Pero la costumbre ha trascendido a discursos oficiales y a nuestra legislación. En Veracruz, por ejemplo, existe una Ley de asistencia social y protección de niños y niñas, y, a nivel federal, una Ley para la protección de los derechos de niñas, niños y adolescentes.

La Constitución mexicana dice en su artículo 4 que «los niños y las niñas tienen derecho a la satisfacción de sus necesidades […]» y en la adición del artículo 2° B, V dice «las mujeres indígenas» (pero, a pesar de ello, insiste en las expresiones «todo individuo», «los habitantes», «todo hombre», «el paisano», «el obrero», «los mexicanos», «los ciudadanos»).

La cuestión puede dar lugar a situaciones embarazosas. Extremando el purismo, en el futuro se tendría que decir los sustantivos epicenos y comunes «el mosquito y la mosquita» (o mejor «la mosquita y el mosquito»), «la testiga y el testigo», «la jueza y el juez» (como ya dicen en España) y habrá que escribir constantemente entre paréntesis, como acostumbra hacerse en los formularios o «machotes», aclarando en cada caso la distinción y naturalmente anteponiendo el género femenino.

Quizá ocurra lo contrario, y el género masculino tenga que reivindicar la injusta prevalencia del femenino en voces como la cal, la comezón, la serpiente, la pelvis, la colitis, etcétera.

La situación puede volverse enojosa cuando haya necesidad de hacer valer esta actitud feminista –por otra parte muy legítima– en un concepto como el de patria potestad. Habida cuenta de que en el pasado la madre no tenía este derecho, ¿deberíamos decir ahora mater potestad?

Sin embargo, fuera de eso, no hay desde el punto de vista lógico, una razón valedera para hablar de ambos géneros como si fueran distintos entre sí. En efecto, no me parece que pueda pensarse, con toda seriedad, que la mujer deba sentirse excluida si sólo se dice «hombre» o «ser humano» o «humanidad», como reza el título de la famosa Declaración de los derechos del hombre y del ciudadano.
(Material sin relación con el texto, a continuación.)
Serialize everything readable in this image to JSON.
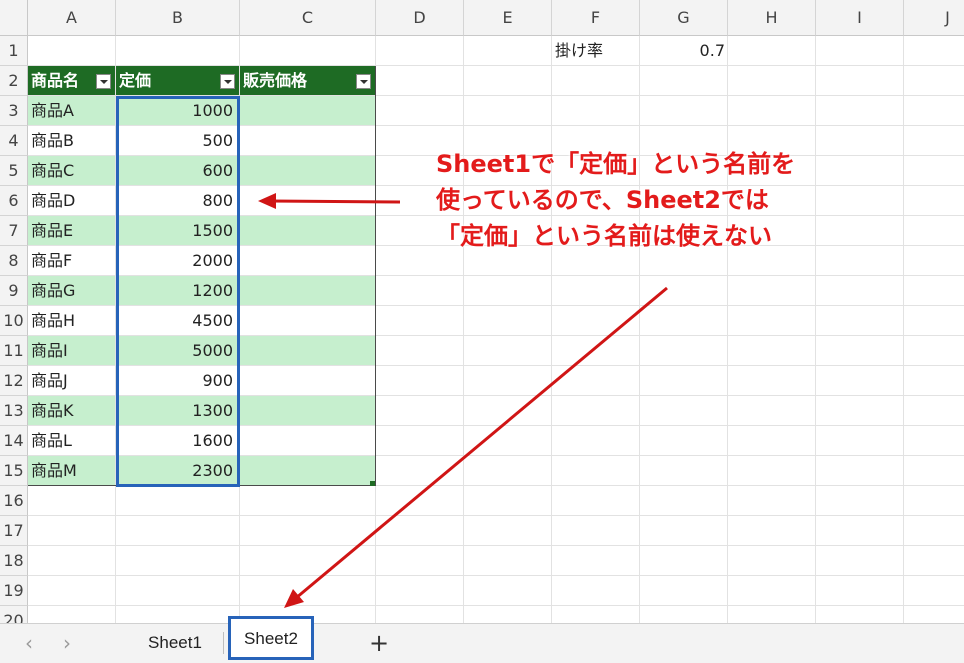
{
  "columns": [
    "A",
    "B",
    "C",
    "D",
    "E",
    "F",
    "G",
    "H",
    "I",
    "J"
  ],
  "rows": [
    "1",
    "2",
    "3",
    "4",
    "5",
    "6",
    "7",
    "8",
    "9",
    "10",
    "11",
    "12",
    "13",
    "14",
    "15",
    "16",
    "17",
    "18",
    "19",
    "20"
  ],
  "rate_label": "掛け率",
  "rate_value": "0.7",
  "table": {
    "headers": [
      "商品名",
      "定価",
      "販売価格"
    ],
    "rows": [
      {
        "name": "商品A",
        "price": "1000"
      },
      {
        "name": "商品B",
        "price": "500"
      },
      {
        "name": "商品C",
        "price": "600"
      },
      {
        "name": "商品D",
        "price": "800"
      },
      {
        "name": "商品E",
        "price": "1500"
      },
      {
        "name": "商品F",
        "price": "2000"
      },
      {
        "name": "商品G",
        "price": "1200"
      },
      {
        "name": "商品H",
        "price": "4500"
      },
      {
        "name": "商品I",
        "price": "5000"
      },
      {
        "name": "商品J",
        "price": "900"
      },
      {
        "name": "商品K",
        "price": "1300"
      },
      {
        "name": "商品L",
        "price": "1600"
      },
      {
        "name": "商品M",
        "price": "2300"
      }
    ]
  },
  "callout": {
    "lines": [
      "Sheet1で「定価」という名前を",
      "使っているので、Sheet2では",
      "「定価」という名前は使えない"
    ]
  },
  "tabs": {
    "prev": "‹",
    "next": "›",
    "sheet1": "Sheet1",
    "sheet2": "Sheet2",
    "add": "+"
  },
  "colors": {
    "header_green": "#1e6b24",
    "band_green": "#c6efce",
    "highlight_blue": "#2763b9",
    "annotation_red": "#e31b1b"
  }
}
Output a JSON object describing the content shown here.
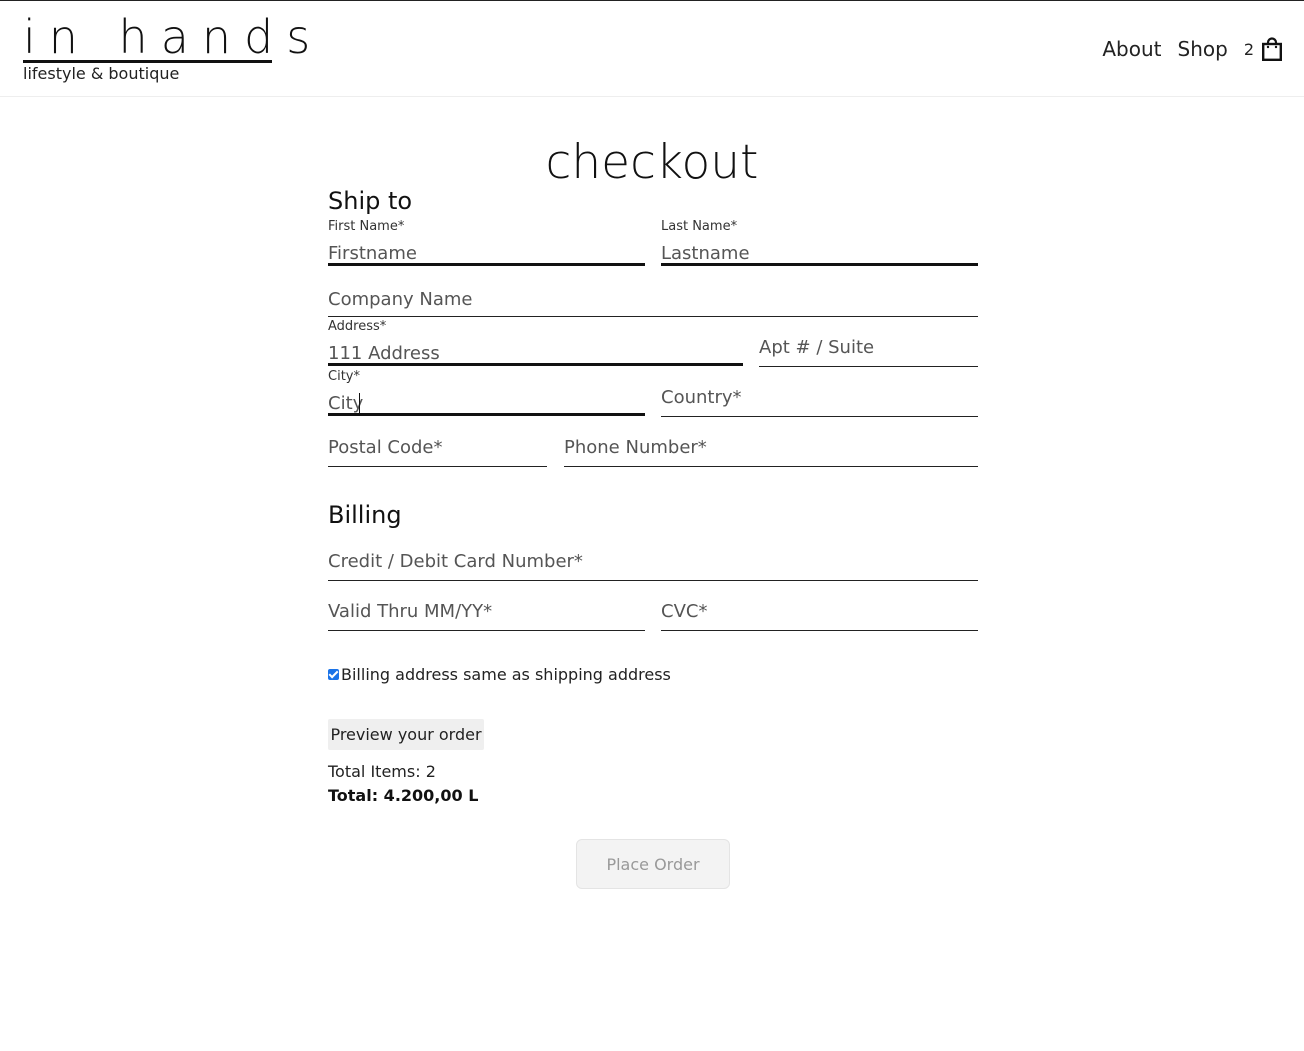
{
  "header": {
    "logo_title": "in hands",
    "logo_subtitle": "lifestyle & boutique",
    "nav": {
      "about": "About",
      "shop": "Shop"
    },
    "cart_count": "2"
  },
  "page": {
    "title": "checkout"
  },
  "shipping": {
    "section_title": "Ship to",
    "first_name": {
      "label": "First Name*",
      "placeholder": "Firstname"
    },
    "last_name": {
      "label": "Last Name*",
      "placeholder": "Lastname"
    },
    "company": {
      "placeholder": "Company Name"
    },
    "address": {
      "label": "Address*",
      "placeholder": "111 Address"
    },
    "apt": {
      "placeholder": "Apt # / Suite"
    },
    "city": {
      "label": "City*",
      "placeholder": "City"
    },
    "country": {
      "placeholder": "Country*"
    },
    "postal": {
      "placeholder": "Postal Code*"
    },
    "phone": {
      "placeholder": "Phone Number*"
    }
  },
  "billing": {
    "section_title": "Billing",
    "card": {
      "placeholder": "Credit / Debit Card Number*"
    },
    "valid_thru": {
      "placeholder": "Valid Thru MM/YY*"
    },
    "cvc": {
      "placeholder": "CVC*"
    },
    "same_address_label": "Billing address same as shipping address",
    "same_address_checked": true
  },
  "summary": {
    "preview_button": "Preview your order",
    "total_items": "Total Items: 2",
    "total": "Total: 4.200,00 L",
    "place_order_button": "Place Order"
  },
  "colors": {
    "checkbox_accent": "#1a73e8",
    "text": "#111111"
  }
}
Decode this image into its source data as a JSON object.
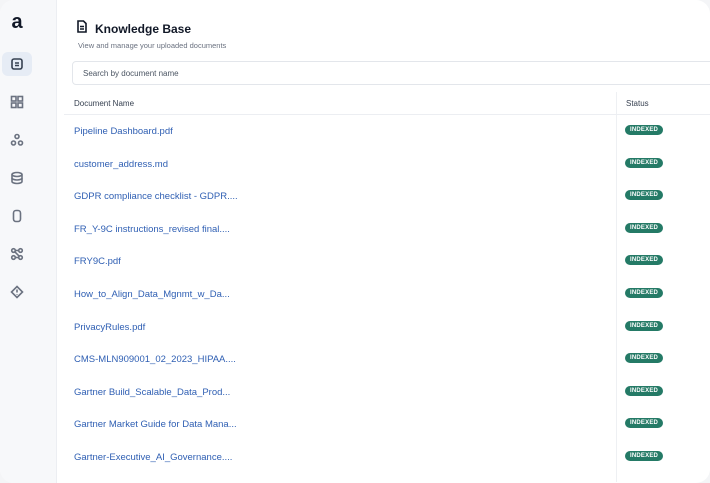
{
  "app": {
    "logo_letter": "a"
  },
  "sidebar": {
    "items": [
      {
        "name": "documents",
        "icon": "document-list-icon",
        "active": true
      },
      {
        "name": "dashboard",
        "icon": "grid-icon",
        "active": false
      },
      {
        "name": "integrations",
        "icon": "nodes-icon",
        "active": false
      },
      {
        "name": "database",
        "icon": "database-icon",
        "active": false
      },
      {
        "name": "storage",
        "icon": "cylinder-icon",
        "active": false
      },
      {
        "name": "workflows",
        "icon": "workflow-icon",
        "active": false
      },
      {
        "name": "governance",
        "icon": "diamond-alert-icon",
        "active": false
      }
    ]
  },
  "header": {
    "title": "Knowledge Base",
    "subtitle": "View and manage your uploaded documents",
    "icon": "document-icon"
  },
  "search": {
    "placeholder": "Search by document name",
    "value": ""
  },
  "table": {
    "columns": [
      "Document Name",
      "Status"
    ],
    "rows": [
      {
        "name": "Pipeline Dashboard.pdf",
        "status": "INDEXED"
      },
      {
        "name": "customer_address.md",
        "status": "INDEXED"
      },
      {
        "name": "GDPR compliance checklist - GDPR....",
        "status": "INDEXED"
      },
      {
        "name": "FR_Y-9C instructions_revised final....",
        "status": "INDEXED"
      },
      {
        "name": "FRY9C.pdf",
        "status": "INDEXED"
      },
      {
        "name": "How_to_Align_Data_Mgnmt_w_Da...",
        "status": "INDEXED"
      },
      {
        "name": "PrivacyRules.pdf",
        "status": "INDEXED"
      },
      {
        "name": "CMS-MLN909001_02_2023_HIPAA....",
        "status": "INDEXED"
      },
      {
        "name": "Gartner Build_Scalable_Data_Prod...",
        "status": "INDEXED"
      },
      {
        "name": "Gartner Market Guide for Data Mana...",
        "status": "INDEXED"
      },
      {
        "name": "Gartner-Executive_AI_Governance....",
        "status": "INDEXED"
      }
    ]
  },
  "colors": {
    "badge": "#247a66",
    "link": "#2f5fb3",
    "active_nav": "#e6ecf5"
  }
}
Tal vez la solución radique en una observación genérica inicial como la que se encuentra en ciertas leyes internacionales de derecho uniforme. La leyenda en cuestión suele decir así: «Toda referencia a las funciones mencionadas en el presente estatuto debe comprenderse en masculino y femenino».

El asunto no es nuevo. Desde Justiniano ya se decía que «no se duda de que la palabra hombre comprende tanto la mujer como el varón» y que «Las palabras en género masculino comprenden corrientemente los dos sexos» (Dig., 50, 16. 152-195).

Cuando la ley ha querido referirse sólo a la mujer y excluir al hombre, lo ha dicho expresamente, como en el Código civil de El Salvador en su artículo 25:

«Por el contrario, las palabras mujer, niña, viuda y otras semejantes, que designan el sexo femenino, no se aplicarán al otro sexo; a menos que expresamente las extienda la ley a él».

Otra solución sería utilizar –como proponen algunos– la genérica indefinición del signo @ para designar ambos sexos (una vez autorizado, desde luego, por la Real Academia de la Lengua Española, lo cual parece más que improbable).

Mientras tanto, no parece haber más remedio que seguir aclarando el género en cada caso –como hacen por ejemplo los norteamericanos (to his or her)–, lo que recuerda el verso con que Ramón López Velarde remataba las estrofas de Mi Villa: «el niño iría de luto, pero la niña no».

Y es que, como decía Benedetti, «ningún padre de la iglesia ha sabido explicar por qué no existe un mandamiento que ordene a la mujer no codiciar al hombre de la prójima».